De eerste inbreng van ngo’s in de Chinese milieupolitiek was de deelname van een delegatie aan de Earth Summit in Johannesburg in 2002. Sindsdien is er veel gebeurd. In 2002 werd de wet op de Milieu Effect Rapporten (MER) gepubliceerd. Die voorziet de verplichting van publieke hearings voor nieuwe projecten.

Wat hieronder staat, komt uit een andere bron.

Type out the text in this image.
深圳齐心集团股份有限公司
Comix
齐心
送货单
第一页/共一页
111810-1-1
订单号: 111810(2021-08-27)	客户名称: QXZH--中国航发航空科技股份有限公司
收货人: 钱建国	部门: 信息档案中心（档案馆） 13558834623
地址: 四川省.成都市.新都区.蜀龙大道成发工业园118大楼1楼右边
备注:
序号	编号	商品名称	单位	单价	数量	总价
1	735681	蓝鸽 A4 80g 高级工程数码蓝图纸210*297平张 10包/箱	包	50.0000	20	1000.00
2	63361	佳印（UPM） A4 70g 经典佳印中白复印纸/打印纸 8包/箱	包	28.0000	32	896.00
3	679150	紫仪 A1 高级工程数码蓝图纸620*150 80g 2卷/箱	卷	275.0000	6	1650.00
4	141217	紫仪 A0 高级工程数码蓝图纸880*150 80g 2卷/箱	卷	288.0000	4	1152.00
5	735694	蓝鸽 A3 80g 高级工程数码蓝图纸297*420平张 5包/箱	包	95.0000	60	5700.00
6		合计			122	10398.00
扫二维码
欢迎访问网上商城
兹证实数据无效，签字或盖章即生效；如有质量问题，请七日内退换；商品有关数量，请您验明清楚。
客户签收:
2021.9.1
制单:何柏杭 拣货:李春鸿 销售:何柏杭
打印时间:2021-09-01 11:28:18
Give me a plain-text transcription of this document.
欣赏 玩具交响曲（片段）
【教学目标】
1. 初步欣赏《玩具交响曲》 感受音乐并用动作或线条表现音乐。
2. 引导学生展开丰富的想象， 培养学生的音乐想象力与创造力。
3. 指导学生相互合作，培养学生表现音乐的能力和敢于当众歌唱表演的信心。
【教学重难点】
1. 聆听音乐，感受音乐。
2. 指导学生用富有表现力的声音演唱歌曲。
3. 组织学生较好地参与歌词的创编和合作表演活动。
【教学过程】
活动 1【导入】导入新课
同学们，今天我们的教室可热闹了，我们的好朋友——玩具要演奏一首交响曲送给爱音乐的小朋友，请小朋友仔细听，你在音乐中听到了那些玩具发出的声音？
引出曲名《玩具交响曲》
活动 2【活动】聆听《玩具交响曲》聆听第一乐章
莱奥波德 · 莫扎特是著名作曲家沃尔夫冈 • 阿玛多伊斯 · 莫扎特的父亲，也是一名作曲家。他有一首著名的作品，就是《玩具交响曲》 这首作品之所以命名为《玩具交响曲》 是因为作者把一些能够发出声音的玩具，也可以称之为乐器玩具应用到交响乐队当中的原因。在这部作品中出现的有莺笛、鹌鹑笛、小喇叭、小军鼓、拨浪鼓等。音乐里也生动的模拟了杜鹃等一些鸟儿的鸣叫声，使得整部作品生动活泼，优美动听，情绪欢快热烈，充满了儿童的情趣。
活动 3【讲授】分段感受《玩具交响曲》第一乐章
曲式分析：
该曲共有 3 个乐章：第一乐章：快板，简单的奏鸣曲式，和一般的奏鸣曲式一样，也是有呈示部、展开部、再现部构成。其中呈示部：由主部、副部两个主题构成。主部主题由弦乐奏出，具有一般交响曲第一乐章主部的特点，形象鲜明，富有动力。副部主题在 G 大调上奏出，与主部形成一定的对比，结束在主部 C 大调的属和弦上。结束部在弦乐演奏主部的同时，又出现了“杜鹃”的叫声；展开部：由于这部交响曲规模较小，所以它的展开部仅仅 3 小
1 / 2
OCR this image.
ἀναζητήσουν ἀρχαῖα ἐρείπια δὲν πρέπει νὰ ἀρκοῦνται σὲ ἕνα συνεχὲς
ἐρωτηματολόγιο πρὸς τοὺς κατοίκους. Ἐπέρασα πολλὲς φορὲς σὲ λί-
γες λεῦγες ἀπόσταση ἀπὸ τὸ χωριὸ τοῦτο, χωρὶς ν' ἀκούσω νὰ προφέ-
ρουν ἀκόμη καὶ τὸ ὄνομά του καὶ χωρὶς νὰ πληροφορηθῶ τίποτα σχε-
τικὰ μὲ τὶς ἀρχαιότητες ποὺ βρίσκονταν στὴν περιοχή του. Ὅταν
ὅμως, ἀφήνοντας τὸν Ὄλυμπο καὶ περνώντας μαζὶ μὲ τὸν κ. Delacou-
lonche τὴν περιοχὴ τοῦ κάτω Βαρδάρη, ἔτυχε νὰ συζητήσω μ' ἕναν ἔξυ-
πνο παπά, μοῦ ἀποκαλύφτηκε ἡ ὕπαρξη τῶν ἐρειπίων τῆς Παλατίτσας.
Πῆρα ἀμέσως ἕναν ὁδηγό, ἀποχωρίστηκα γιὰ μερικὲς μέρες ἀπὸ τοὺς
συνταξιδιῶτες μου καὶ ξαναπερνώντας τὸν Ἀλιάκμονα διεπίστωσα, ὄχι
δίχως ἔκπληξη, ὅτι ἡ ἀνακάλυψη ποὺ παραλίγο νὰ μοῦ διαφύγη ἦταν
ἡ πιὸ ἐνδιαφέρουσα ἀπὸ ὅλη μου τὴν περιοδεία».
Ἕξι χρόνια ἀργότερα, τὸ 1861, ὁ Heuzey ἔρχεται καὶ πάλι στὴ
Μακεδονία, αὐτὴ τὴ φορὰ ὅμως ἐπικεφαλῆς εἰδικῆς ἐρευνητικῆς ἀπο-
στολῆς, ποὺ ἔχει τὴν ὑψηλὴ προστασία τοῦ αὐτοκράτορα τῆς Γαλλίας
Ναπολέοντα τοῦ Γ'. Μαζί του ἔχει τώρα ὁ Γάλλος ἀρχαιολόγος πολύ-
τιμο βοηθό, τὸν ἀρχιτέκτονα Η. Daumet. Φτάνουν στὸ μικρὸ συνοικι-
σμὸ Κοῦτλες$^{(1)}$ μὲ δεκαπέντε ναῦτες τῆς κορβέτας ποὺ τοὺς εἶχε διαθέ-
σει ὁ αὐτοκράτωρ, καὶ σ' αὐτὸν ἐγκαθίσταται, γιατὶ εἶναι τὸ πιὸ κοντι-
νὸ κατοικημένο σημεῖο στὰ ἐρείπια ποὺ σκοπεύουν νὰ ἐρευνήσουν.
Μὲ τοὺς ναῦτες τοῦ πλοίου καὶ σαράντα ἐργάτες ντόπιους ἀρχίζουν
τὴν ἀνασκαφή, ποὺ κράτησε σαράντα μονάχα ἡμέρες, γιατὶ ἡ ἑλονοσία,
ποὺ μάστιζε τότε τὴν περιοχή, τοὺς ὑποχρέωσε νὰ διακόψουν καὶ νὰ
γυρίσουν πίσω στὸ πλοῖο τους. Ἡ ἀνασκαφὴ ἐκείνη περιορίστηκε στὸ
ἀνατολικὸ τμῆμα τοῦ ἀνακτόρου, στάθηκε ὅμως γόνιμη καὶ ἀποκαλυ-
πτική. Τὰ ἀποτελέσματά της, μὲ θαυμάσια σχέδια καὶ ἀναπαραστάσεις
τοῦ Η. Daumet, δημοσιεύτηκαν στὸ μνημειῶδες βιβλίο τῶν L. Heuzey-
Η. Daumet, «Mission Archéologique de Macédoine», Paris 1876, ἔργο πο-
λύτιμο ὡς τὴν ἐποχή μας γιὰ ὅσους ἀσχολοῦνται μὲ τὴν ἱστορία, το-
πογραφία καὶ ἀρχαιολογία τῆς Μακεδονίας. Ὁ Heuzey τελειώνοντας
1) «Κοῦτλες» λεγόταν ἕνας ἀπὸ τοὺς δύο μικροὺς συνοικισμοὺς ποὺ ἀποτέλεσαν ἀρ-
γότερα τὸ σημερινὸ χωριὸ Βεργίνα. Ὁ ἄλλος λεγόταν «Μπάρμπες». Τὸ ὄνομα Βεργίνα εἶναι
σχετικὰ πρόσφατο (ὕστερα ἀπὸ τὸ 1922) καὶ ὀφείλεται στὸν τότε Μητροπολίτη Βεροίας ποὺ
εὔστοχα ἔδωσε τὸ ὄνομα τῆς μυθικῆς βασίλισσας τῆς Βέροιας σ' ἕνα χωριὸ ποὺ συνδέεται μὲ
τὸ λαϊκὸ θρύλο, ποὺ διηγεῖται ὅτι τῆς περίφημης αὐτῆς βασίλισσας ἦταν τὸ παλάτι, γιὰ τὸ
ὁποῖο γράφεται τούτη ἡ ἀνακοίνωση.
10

Belangrijke overwinningen voor de inspraak in milieuzaken in China was het tegenhouden van de bouw van stuwdammen op de Nu-rivier (bij ons beter bekend als Salween) en de publieke hearing over de heraanleg van het Oude Zomerpaleis in Beijing. In 2003 keurde de Nationale Commissie voor Ontwikkeling en Hervormingen de bouw van twee stuwmeren en 13 dammen op de tot dan toe ongerepte Nu-rivier goed. Die zouden samen meer elektriciteit genereren dan de Drie Engtendam op de Yangtze. Doch het bleek dat het MER niet opgesteld was volgens de wet. Daarop begonnen milieu ngo’s met hun verzet tegen het project. De zaak sleepte aan tot in 2004 de premier verklaarde dat dergelijke grote projecten met een belangrijke milieu-impact een grondiger studie vereisten, en de plannen werden opgeborgen. Dit was een succes, maar een zwak punt was het ontbreken van structuren om ngo’s formeel bij het beleid te betrekken. Nog in 2004 publiceerde de regering een tienjarenplan met als doelstelling te komen tot een bestuur dat volledig op wetten gebaseerd is.Daarbij hoorden ook “wetenschappelijke, democratische en gestandaardiseerde mechanismen voor administratieve beleidsbeslissingen”. Het recht op informatie van en inspraak door het publiek werd benadrukt. Vooral Pan Yue, de onderminister van het departement voor milieubescherming (SEPA), drong aan op het meer betrekken van het publiek bij de beslissingen.In 2005 hield SEPA zijn eerste publieke hearing, over het aanbrengen van een ondoordringbaar membraan in het meer van het oude Zomerpaleis in Beijing; de hearing werd live uitgezonden. In 2006 verschenen de uitvoeringsbesluiten voor publieke inbreng in milieubesluiten, en in 2006-7 werden niet minder dan 43 MER voor projecten met een totale waarde van 160 miljard yuan verworpen.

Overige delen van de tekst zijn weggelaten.